Book General Admission
Margaret Brown illustration
  • Name: Margaret Brown
  • Age: Around 80 in 1898
  • Emigrated: To the US and lived in New York, Boston, Chicago, Detroit and Toledo

Some of us Bad Bridgets were infamous, like the pickpocket Margaret Brown (aka Old Mother Hubbard). Disguised as an elderly lady, she terrorised department stores and train stations for fifty years. 

There’s not a jail on the East Coast I haven’t seen.

Daily News

17 October 1894

There’s not a jail on the East Coast I haven’t seen. Blackwell’s Island, Crow Hill, the Boston House of Correction, Joliet over in Chicago. I’ll never forget Joliet. In ’77 I sawed through the bars of my cell with a knife, then fell four storeys when my bedsheet rope gave way. I was up and thieving again as soon as I got out; needs must. More than half the girls I’ve met inside came from Ireland. They’re full of excuses. They’re only thieving and whoring because they have to. I’m cut from different cloth. I like what I do. I’m good at it. And I like nice things. Why should I toil away in a mill or shirt factory when I can just reach out and take what I want for free? Still, I’d have given up years ago, if I didn’t love the way hoisting makes me feel. In this world, no man tells me what to do.

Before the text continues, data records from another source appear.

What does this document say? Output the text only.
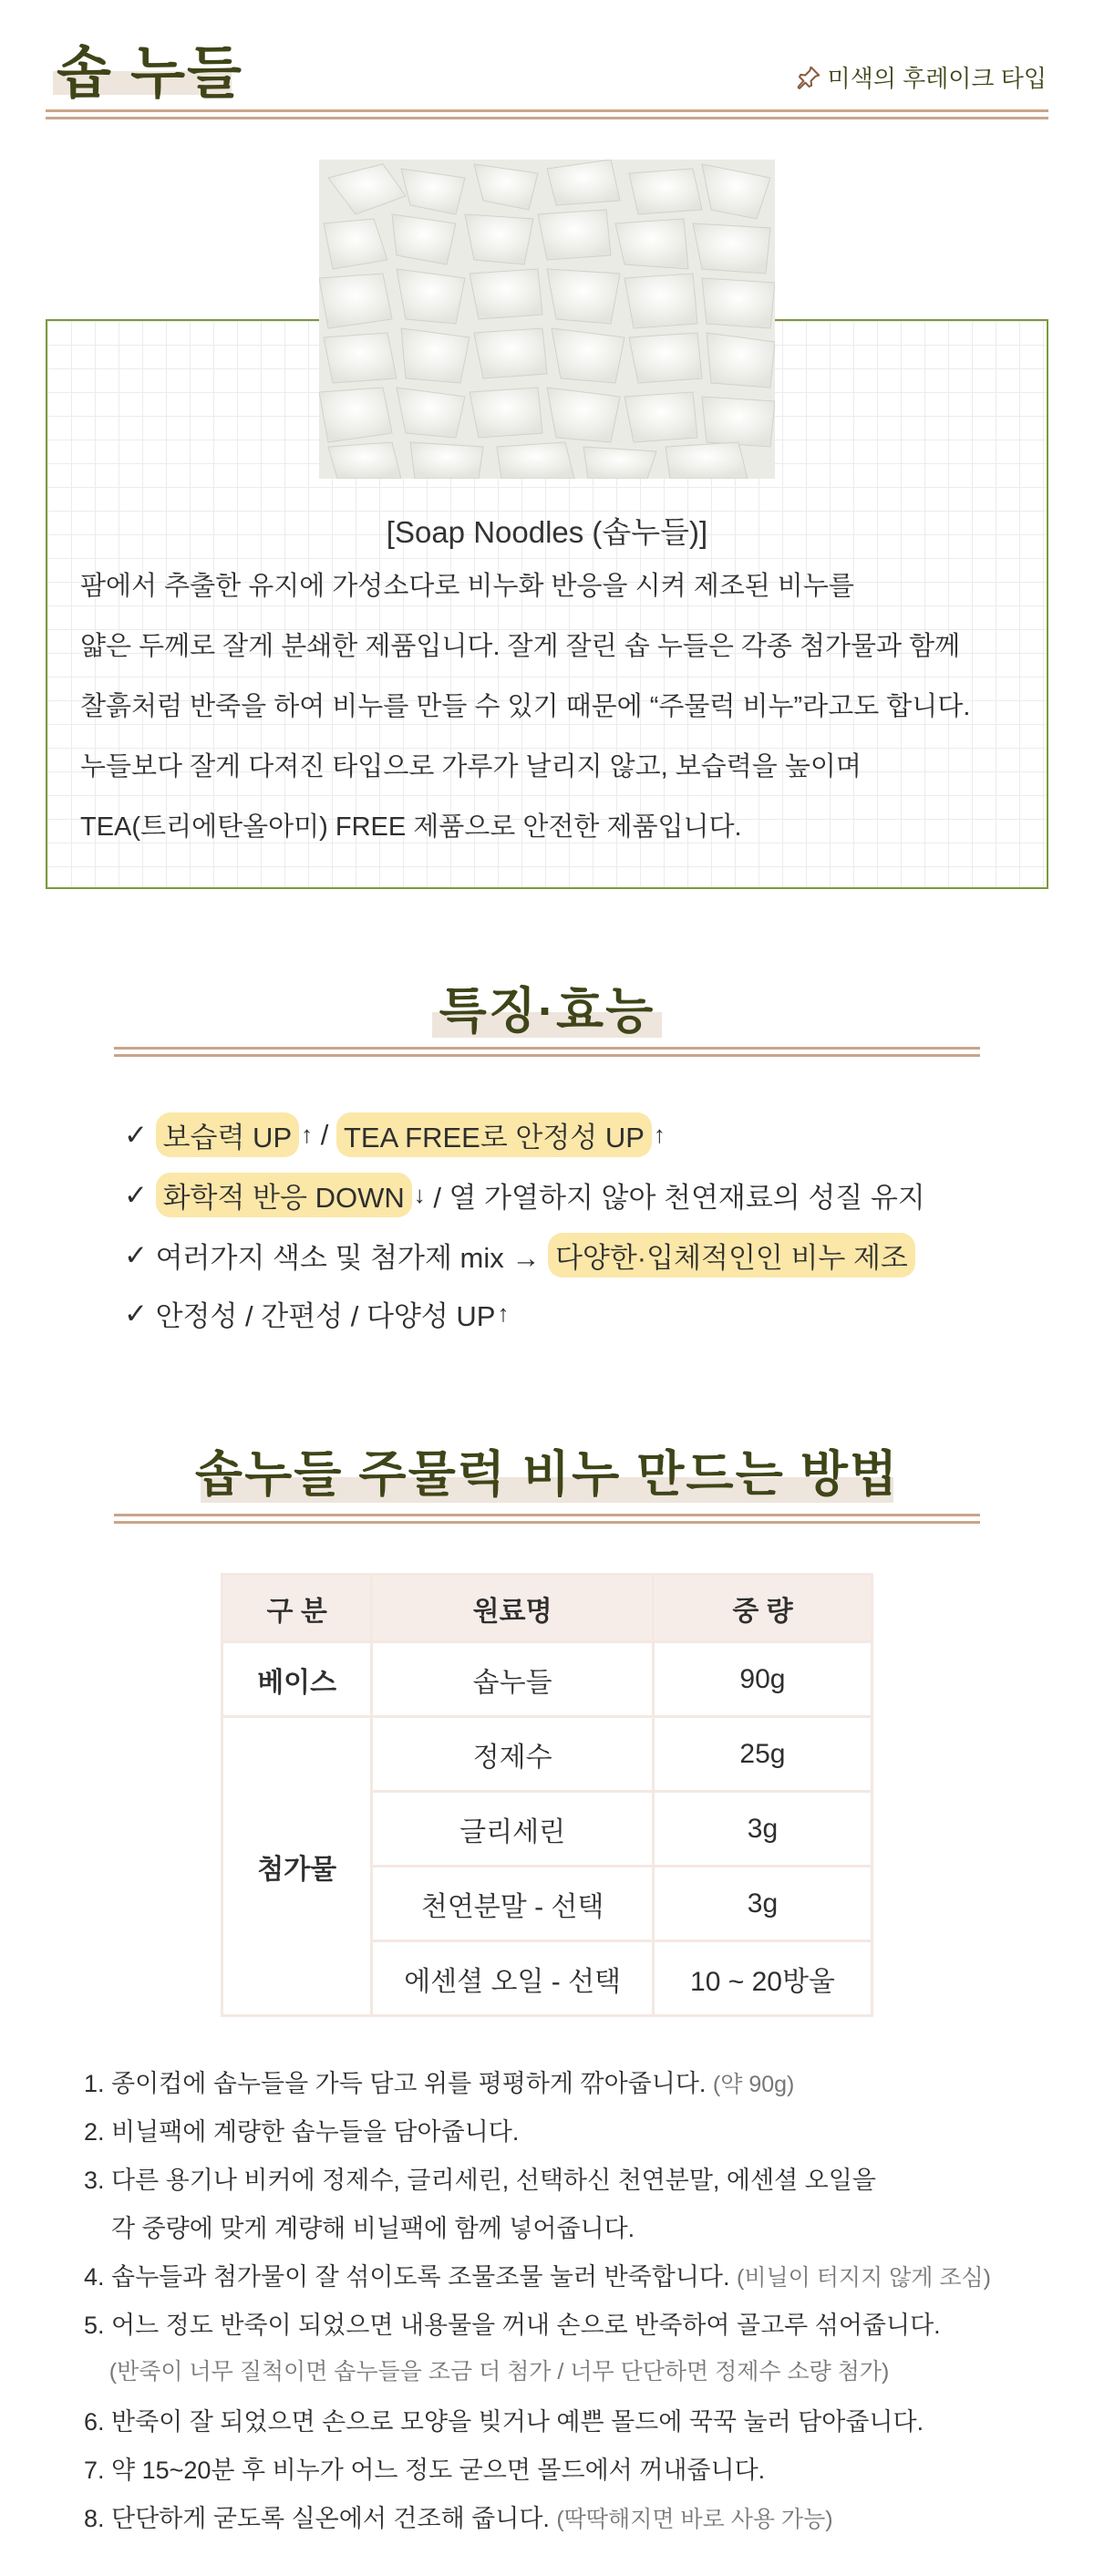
솝 누들	미색의 후레이크 타입
[Soap Noodles (솝누들)]
팜에서 추출한 유지에 가성소다로 비누화 반응을 시켜 제조된 비누를
얇은 두께로 잘게 분쇄한 제품입니다. 잘게 잘린 솝 누들은 각종 첨가물과 함께
찰흙처럼 반죽을 하여 비누를 만들 수 있기 때문에 “주물럭 비누”라고도 합니다.
누들보다 잘게 다져진 타입으로 가루가 날리지 않고, 보습력을 높이며
TEA(트리에탄올아미) FREE 제품으로 안전한 제품입니다.
특징·효능
✓
보습력 UP ↑ / TEA FREE로 안정성 UP ↑
✓
화학적 반응 DOWN ↓ / 열 가열하지 않아 천연재료의 성질 유지
✓
여러가지 색소 및 첨가제 mix → 다양한·입체적인인 비누 제조
✓
안정성 / 간편성 / 다양성 UP ↑
솝누들 주물럭 비누 만드는 방법
구 분	원료명	중 량
베이스	솝누들	90g
첨가물	정제수	25g
	글리세린	3g
	천연분말 - 선택	3g
	에센셜 오일 - 선택	10 ~ 20방울
1. 종이컵에 솝누들을 가득 담고 위를 평평하게 깎아줍니다. (약 90g)
2. 비닐팩에 계량한 솝누들을 담아줍니다.
3. 다른 용기나 비커에 정제수, 글리세린, 선택하신 천연분말, 에센셜 오일을
각 중량에 맞게 계량해 비닐팩에 함께 넣어줍니다.
4. 솝누들과 첨가물이 잘 섞이도록 조물조물 눌러 반죽합니다. (비닐이 터지지 않게 조심)
5. 어느 정도 반죽이 되었으면 내용물을 꺼내 손으로 반죽하여 골고루 섞어줍니다.
(반죽이 너무 질척이면 솝누들을 조금 더 첨가 / 너무 단단하면 정제수 소량 첨가)
6. 반죽이 잘 되었으면 손으로 모양을 빚거나 예쁜 몰드에 꾹꾹 눌러 담아줍니다.
7. 약 15~20분 후 비누가 어느 정도 굳으면 몰드에서 꺼내줍니다.
8. 단단하게 굳도록 실온에서 건조해 줍니다. (딱딱해지면 바로 사용 가능)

I’ve been a pickpocket for fifty odd years. I’m the oldest woman criminal in the States. Playing the auld crone’s part of my act. Nobody looks twice at the elderly. That time I got two months in the House of Correction for lifting a handbag, the store clerk never noticed me. I looked like a sweet old grandma. Little did he know I’d a fine silk dress on beneath my cloak. That cloak’s full of pockets for hiding loot. Sometimes I drape it over a stranger’s valise so I can have a good hoke around in privacy. I keep it simple. I move around: city to city, all across the states. I lift small items in train stations and department stores: pocketbooks, watches and cash.

I have my technique down to a fine art though it’s getting harder every year. Since the papers started printing my picture, half the country’s looking for me. You’d think some officers have a personal vendetta. Like Detective Adams. I once stepped out of custody in New York and saw him standing there, saluting me. “How are you, Mag?” says he, bold as brass. He carted me back to Boston to do a stretch for thieving down there.

And Detective Thomas Byrnes included me in his book, Professional Criminals of America. Number one hundred and seventeen (of two hundred and four). Old Mother Hubbard’s how I’m listed, on account of my cloak, though I go by half a dozen aliases. Only eighteen of Byrne’s Criminals are women. To be honest I’m proud to be included. There’s only six Irish women named. I’ll be remembered for years to come. Folks will know that Margaret Brown did something with her life. That’s more than most of our lot can say."

This is an imagined version of what happened to me. It’s based upon the parts of my story that were recorded and ground-breaking research into other Bad Bridgets who lived in Boston, New York and Toronto from 1838 to 1918.